Pasca sholat Jumat, 14 Maret 2014 di Lenteng Agung, Jakarta, Ketua Umum PDI Perjuangan Megawati Soekarnoputri dan Sekjen Tjahjo Kumolo serta Ketua DPP Puan Maharani.
Tidak ada hingar bingar di kantor DPP PDIP siang itu. Tiba-tiba Megawati mengumumkan Jokowi sebagai Capres 2014 dari PDIP.
"Pemilu sudah selesai," tulis seorang teman wartawan dalam status BlackBerry Masengger miliknya.
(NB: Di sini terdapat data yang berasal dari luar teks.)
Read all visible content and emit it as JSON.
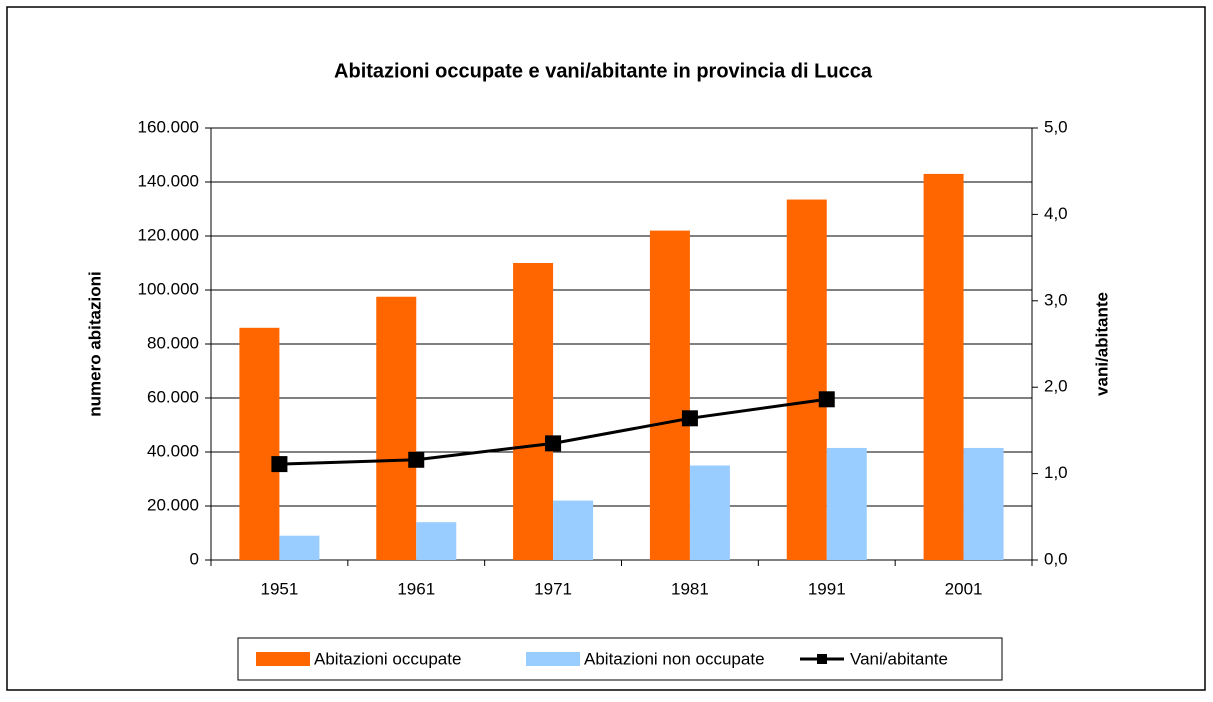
{
  "chart_data": {
    "type": "bar",
    "title": "Abitazioni occupate e vani/abitante in provincia di Lucca",
    "ylabel": "numero abitazioni",
    "y2label": "vani/abitante",
    "categories": [
      "1951",
      "1961",
      "1971",
      "1981",
      "1991",
      "2001"
    ],
    "series": [
      {
        "name": "Abitazioni occupate",
        "type": "bar",
        "color": "#ff6600",
        "values": [
          86000,
          97500,
          110000,
          122000,
          133500,
          143000
        ]
      },
      {
        "name": "Abitazioni non occupate",
        "type": "bar",
        "color": "#99ccff",
        "values": [
          9000,
          14000,
          22000,
          35000,
          41500,
          41500
        ]
      },
      {
        "name": "Vani/abitante",
        "type": "line",
        "axis": "y2",
        "color": "#000000",
        "values": [
          1.11,
          1.16,
          1.35,
          1.64,
          1.86,
          null
        ]
      }
    ],
    "ylim": [
      0,
      160000
    ],
    "yticks": [
      0,
      {
        "value": 20000,
        "label": "20.000"
      },
      {
        "value": 40000,
        "label": "40.000"
      },
      {
        "value": 60000,
        "label": "60.000"
      },
      {
        "value": 80000,
        "label": "80.000"
      },
      {
        "value": 100000,
        "label": "100.000"
      },
      {
        "value": 120000,
        "label": "120.000"
      },
      {
        "value": 140000,
        "label": "140.000"
      },
      {
        "value": 160000,
        "label": "160.000"
      }
    ],
    "y2lim": [
      0,
      5
    ],
    "y2ticks": [
      {
        "value": 0,
        "label": "0,0"
      },
      {
        "value": 1,
        "label": "1,0"
      },
      {
        "value": 2,
        "label": "2,0"
      },
      {
        "value": 3,
        "label": "3,0"
      },
      {
        "value": 4,
        "label": "4,0"
      },
      {
        "value": 5,
        "label": "5,0"
      }
    ],
    "grid": true,
    "legend": "bottom"
  }
}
Pengumuman Jokowi capres diumumkan lewat akun twitter resmi milik PDI Perjuangan. Lengkap dengan foto Mega, Tjahjo dan Puan. Ada surat perintah kepada kader PDIP untuk memenangkan PDIP dan Jokowi.
Di tempat terpisah, di rumah Sipitung Jakarta Utara, Jokowi mengundang wartawan dan warga. Dia berkeliling ke bekas kediaman tokoh Jakarta ini. Di samping tiang bendera, Jokowi mengatakan mendapat mandat dari Megawati maju dan dia siap menjalankan mandat itu. Lalu Jokowi mencium bendera merah putih di sebelahnya.
Pertanyaan yang muncul, sama seperti status BBM teman tadi, apakah Pemilu 2014 telah selesai?
Bicara di atas kertas alias hitung-hitungan survei, memang pemilu 2014 telah dimenangkan oleh Jokowi. Survei mana yang menempatkan Jokowi di posisi kedua? Bisa diklaim bahwa 100 persen survei menempatkan Jokowi menang.
Wajar, kalau memang ada yang bilang Jokowi bakal menang. "Cawapresnya kucing aja, Jokowi bisa menang," kata salah seorang tokoh parpol.
Pro kontra tentu banyak. Jokowi menjadi Wali Kota Solo banyak yang menilai belum berhasil. Belum tuntas mengurus Jakarta, eh malah menjadi capres.
Kritikan-kritikan itu wajar muncul, dan memang harus muncul karena demokrasi. Benar, tidak ada yang salah. Mengurus Jakarta, Jokowi belum sepenuhnya bisa mengatasi. Bahkan sekarang kasus bus TransJakarta kini sudah masuk KPK.
Tapi lihat juga masyarakat kita. Masihkah masyarakat menilai orang dari kualitas? Bukan sekedar popularitas? Kalau popularitas menjadi dominan sehingga kualitas minoritas, pasti Jokowi bisa terpilih. Tapi bisa juga sebaliknya.